Kisruh kian memanas setelah karma Desa Adat Gianyar yang duduk sebagai anggota DPRD justru meminta kasus ini diselesaikan di pengadilan.
Wakil Ketua Komisi I DPRD Gianyar, Nyoman Alit “Rama” Sutarya, mengatakan, sebagai krama yang pernah duduk di di jajaran Sabha Desa Adat Gianyar selama dua periode itu, masalah tanah pasar sudah selesai tahun 1977.
“Itu tanah sudah selesai tahun 1977. Proses itu ada tanah pengganti, sudah selesai.

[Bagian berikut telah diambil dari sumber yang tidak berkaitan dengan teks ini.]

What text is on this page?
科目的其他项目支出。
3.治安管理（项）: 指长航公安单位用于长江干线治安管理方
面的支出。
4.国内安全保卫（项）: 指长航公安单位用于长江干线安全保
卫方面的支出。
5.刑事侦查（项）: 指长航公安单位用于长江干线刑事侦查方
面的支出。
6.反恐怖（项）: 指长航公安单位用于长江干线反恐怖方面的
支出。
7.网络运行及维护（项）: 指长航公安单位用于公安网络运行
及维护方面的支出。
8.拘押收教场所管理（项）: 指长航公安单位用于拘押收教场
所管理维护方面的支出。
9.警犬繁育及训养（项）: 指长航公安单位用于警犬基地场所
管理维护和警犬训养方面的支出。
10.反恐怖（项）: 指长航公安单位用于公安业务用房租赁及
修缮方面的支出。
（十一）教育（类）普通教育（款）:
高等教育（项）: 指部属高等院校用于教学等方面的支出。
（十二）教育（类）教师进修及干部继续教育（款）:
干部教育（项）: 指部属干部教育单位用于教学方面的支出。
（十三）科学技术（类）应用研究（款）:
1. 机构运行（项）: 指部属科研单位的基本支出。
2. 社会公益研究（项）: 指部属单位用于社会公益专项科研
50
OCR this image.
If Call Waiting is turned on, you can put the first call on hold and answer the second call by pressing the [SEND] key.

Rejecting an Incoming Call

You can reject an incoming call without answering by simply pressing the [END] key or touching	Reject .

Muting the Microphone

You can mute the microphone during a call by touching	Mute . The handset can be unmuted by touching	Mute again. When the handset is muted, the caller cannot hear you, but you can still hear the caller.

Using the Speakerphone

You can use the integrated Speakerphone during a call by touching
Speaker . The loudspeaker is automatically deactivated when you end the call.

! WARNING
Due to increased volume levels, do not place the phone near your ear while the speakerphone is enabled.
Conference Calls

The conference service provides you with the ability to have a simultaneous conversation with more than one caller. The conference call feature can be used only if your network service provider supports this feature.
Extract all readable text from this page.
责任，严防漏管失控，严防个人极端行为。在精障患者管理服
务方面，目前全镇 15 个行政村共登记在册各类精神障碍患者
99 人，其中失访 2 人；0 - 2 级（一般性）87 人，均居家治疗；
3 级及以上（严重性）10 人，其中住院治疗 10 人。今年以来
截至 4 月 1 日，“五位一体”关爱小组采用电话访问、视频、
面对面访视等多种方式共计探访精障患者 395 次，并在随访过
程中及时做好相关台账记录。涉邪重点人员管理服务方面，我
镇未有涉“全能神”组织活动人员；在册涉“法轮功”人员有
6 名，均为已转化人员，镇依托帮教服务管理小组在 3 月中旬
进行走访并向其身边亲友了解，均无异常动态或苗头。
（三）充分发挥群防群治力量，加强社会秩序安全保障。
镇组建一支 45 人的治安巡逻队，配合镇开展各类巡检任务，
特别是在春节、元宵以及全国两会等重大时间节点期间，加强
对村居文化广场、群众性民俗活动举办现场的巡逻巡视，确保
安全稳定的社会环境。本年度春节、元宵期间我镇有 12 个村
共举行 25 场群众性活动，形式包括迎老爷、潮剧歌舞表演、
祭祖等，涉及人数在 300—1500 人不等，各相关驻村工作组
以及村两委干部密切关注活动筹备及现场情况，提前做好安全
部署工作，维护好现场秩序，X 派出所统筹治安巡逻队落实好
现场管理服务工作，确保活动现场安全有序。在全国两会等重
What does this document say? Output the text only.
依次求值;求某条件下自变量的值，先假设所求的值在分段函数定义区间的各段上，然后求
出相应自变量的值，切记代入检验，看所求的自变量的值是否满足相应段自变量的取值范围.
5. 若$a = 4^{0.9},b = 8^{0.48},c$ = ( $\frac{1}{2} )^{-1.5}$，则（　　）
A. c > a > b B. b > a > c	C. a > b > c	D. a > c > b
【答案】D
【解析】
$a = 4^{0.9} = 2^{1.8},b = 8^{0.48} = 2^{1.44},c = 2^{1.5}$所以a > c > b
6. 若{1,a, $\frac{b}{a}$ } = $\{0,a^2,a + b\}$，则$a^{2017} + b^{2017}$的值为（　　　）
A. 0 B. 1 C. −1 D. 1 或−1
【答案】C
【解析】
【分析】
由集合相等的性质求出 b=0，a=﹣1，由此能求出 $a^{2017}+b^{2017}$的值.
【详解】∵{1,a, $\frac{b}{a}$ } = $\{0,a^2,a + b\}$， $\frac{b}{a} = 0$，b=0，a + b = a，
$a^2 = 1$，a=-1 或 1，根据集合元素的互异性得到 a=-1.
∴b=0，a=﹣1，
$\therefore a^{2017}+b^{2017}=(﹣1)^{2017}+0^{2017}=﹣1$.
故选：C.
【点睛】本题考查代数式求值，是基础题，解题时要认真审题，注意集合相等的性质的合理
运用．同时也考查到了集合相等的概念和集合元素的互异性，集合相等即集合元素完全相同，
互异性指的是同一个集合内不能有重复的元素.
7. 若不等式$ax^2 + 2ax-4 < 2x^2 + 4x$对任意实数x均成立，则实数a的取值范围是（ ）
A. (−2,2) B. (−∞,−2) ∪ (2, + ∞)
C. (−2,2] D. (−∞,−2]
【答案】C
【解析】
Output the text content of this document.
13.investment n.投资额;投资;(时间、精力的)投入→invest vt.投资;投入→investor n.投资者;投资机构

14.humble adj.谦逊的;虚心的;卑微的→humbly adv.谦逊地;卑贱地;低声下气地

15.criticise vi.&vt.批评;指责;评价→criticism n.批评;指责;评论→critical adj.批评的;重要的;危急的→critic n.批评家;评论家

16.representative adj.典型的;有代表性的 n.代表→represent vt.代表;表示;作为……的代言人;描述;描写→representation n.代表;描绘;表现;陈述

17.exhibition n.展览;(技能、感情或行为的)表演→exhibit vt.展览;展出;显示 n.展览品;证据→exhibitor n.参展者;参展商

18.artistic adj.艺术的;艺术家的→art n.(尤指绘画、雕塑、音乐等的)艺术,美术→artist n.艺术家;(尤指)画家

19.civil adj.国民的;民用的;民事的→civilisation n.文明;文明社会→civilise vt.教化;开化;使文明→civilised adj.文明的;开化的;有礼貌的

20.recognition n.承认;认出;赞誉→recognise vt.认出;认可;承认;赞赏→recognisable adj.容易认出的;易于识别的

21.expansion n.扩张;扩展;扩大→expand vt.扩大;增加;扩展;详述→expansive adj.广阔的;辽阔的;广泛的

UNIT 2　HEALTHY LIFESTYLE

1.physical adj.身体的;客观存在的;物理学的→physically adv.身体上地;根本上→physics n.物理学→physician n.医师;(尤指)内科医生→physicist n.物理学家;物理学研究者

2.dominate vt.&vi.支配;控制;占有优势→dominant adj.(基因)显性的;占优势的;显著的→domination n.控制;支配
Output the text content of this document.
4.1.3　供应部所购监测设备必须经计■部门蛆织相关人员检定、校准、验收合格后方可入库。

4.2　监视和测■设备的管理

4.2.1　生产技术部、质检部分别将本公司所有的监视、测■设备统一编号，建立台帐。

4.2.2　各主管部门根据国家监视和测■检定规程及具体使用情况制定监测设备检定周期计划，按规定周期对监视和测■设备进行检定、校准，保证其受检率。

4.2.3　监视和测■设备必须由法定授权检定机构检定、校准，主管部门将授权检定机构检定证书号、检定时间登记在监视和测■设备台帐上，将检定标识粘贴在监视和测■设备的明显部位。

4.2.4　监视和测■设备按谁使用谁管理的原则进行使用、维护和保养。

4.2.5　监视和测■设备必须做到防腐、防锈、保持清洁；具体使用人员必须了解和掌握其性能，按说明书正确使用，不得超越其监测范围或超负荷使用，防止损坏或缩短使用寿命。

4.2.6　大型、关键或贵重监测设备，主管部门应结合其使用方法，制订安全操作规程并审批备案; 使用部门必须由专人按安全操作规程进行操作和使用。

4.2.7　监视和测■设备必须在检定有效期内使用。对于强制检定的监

Nggak ada kaitan dengan tanah,” tegas Alit Sutarya.
Menurut anggota Fraksi PDIP, yang dilakukan pemerintah Gianyar adalah merevitalisasi bangunan pasar yang sudah berusia tua.
“Yang perlu digarisbawahi, merevitalisasi. Bukan hak atas tanah,” jelas Alit Sutarya. DPRD justru mengapresiasi upaya pemerintah Gianyar memperbaiki pasar yang berusia 40 tahunan.
“Ini sudah 40 tahun lebih, kalau terjadi ketidaknyamanan, karena instalasi dimakan tikus, terjadi kebakaran. Muncul korban.
Sekarang syukur pedagang diberikan bangunan yang bersih. Kalau pedagang (lama) diprioritaskan jelas, mereka pertama,” ungkapnya.
Disamping itu, selama pasar berjalan, dulu sempat ada pembagian parkir. “Untuk status tanah, dalam Undang-undang sudah mengatur di pasal 33,
bumi air yang terkandung di dalamnya untuk rakyat. Sekarang Pemkab menguasai, untuk rakyat,” jelasnya.
Sebagai tokoh Gianyar Kota, Alit Sutarya justru mempertanyakan keputusan bendesa minta perlindungan hukum ke Polda Bali.
“Kalau paruman (hasil rapat, red) harus dari tingkat bawah. Dari Banjar masing-masing. Ini tidak ada paruman. Biasanya hasil paruman, hasil banjar-banjar itu diteruskan ke desa,” jelasnya.
Selain itu, Alit Sutarya yang merasa ditokohkan selalu dapat undangan jika soal rapat desa.
“Mestinya yang terlibat secara keseluruhan. Ada bukti foto (rapat). Sekarang walaupun saya tidak jadi prajuru, tapi saya ditokohkan, biasanya saya diundang kalau ada rapat begitu,” pungkasnya.